Zerdari rejimi, kendi halkına karşı Amerika'nın düşmancıl saldırılarını örtmeye çalışırken Amerika, kendisini sağlama almakta, savaş alanını genişletmekte dahası daha tehlikeli ve trajik bir sürece zemin hazırlamaktadır. Zira Amerikan kuvvetleri, şu anda Kuta bölgesindeki nükleer tesislerin bulunduğu alana uzak olmayan Tarbela ve Sihala bölgesinde bulunmaktadır. Bunun yanı sıra Amerika, İslamabad'daki sefaretini genişletme gerekçesi altında 56 hektar alana askeri bir üs inşa etmektedir. Bu mevcut çalışmanın yanı sıra Jakabobad bölgesinde maliyeti 30 milyar küsur rup olan hava üssünün inşası için de çalışmaktadır.
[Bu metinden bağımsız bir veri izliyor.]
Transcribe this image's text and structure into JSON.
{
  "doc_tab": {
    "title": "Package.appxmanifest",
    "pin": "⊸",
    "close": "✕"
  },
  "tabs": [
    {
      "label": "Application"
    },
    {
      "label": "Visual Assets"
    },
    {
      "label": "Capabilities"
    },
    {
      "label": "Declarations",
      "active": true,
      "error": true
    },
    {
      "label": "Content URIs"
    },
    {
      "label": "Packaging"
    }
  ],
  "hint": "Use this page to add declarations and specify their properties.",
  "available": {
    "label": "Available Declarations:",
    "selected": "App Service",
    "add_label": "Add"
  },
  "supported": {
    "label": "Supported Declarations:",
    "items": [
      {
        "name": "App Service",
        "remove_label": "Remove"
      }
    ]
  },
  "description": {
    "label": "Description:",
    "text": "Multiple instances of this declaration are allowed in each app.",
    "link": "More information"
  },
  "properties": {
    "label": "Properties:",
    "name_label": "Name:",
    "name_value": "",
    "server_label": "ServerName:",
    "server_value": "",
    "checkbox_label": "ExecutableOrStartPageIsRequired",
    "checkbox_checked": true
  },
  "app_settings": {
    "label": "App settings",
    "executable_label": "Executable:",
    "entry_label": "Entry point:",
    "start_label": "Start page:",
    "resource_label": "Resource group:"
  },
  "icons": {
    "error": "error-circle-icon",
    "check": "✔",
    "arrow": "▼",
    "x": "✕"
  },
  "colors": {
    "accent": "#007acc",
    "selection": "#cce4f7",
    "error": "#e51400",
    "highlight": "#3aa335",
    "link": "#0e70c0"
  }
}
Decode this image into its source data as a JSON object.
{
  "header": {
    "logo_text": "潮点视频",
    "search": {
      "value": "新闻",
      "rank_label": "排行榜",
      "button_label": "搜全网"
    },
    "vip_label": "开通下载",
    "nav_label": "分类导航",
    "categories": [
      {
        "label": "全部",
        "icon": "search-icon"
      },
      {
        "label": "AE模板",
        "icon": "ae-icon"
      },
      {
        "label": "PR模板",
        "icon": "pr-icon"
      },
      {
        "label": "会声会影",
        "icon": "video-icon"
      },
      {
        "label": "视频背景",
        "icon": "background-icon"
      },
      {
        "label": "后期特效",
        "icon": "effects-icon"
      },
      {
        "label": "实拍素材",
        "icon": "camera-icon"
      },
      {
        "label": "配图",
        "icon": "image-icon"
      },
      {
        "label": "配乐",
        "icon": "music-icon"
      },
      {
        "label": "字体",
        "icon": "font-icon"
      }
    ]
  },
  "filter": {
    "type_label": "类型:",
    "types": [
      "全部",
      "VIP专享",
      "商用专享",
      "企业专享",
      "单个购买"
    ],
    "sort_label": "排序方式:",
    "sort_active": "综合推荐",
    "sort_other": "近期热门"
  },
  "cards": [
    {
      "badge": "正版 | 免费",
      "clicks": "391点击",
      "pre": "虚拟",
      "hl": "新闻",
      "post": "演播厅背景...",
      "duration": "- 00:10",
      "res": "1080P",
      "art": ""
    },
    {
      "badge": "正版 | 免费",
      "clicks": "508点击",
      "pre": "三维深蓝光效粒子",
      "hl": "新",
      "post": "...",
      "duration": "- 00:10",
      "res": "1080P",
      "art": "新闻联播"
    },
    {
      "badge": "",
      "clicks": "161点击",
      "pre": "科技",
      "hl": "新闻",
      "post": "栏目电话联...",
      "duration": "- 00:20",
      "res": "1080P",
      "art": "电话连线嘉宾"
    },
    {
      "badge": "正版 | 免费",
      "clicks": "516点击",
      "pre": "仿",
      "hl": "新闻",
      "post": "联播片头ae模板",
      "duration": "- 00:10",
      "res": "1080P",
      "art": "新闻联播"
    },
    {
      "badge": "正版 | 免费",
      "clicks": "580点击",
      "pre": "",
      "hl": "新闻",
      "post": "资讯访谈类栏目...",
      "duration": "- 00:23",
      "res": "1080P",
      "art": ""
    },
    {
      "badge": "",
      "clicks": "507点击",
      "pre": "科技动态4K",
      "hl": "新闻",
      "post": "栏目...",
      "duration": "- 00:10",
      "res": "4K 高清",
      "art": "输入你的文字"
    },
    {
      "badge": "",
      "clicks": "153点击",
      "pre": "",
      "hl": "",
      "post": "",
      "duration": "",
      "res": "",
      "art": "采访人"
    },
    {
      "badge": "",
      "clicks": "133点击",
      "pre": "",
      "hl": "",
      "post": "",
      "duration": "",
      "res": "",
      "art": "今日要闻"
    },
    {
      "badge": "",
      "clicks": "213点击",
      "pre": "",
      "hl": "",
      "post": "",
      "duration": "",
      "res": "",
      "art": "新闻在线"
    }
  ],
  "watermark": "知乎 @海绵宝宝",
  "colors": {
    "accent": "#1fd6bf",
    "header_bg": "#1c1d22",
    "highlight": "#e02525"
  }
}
Burası Amerikan hava üslerinin özelliklerine göre tasarlanmış olup füzeleri depolamak için bir yerleşim arazisi içermektedir ve inşası temmuz 2010'da tamamlanacaktır. Nitekim insansız Amerikan uçakları tarafından yapılan yetmiş sorti sonucunda Pakistan bölgelerinde erkek, kadın, yaşlı ve çocuklar olmak üzere 660 küsur Müslüman katledilmiştir. Bunun yanı sıra gece karanlığında Afganistan tarafından Pakistan sınırlarına giren asker yüklü Amerikan helikopterlerinin gerçekleştirdiği Amerikan saldırıları 2003 yılından, yani Müşerref'in döneminden bu yana sürmektedir. Şiddetli soğukta Veziristan bölgesinde yerlerinden edilmiş yüz binlerce Müslümana rağmen Amerikan kuvvetleri ile hükümet yetkilileri, Amerikan savaş alanının genişletilmesi ve Veziristan bölgesinin Kuzeyi, Orkazi bölgesi ve bunların arkasındaki bölgeleri kapsaması için gece gündüz Pakistan Silahlı Kuvvetlerine bağırmaktadırlar.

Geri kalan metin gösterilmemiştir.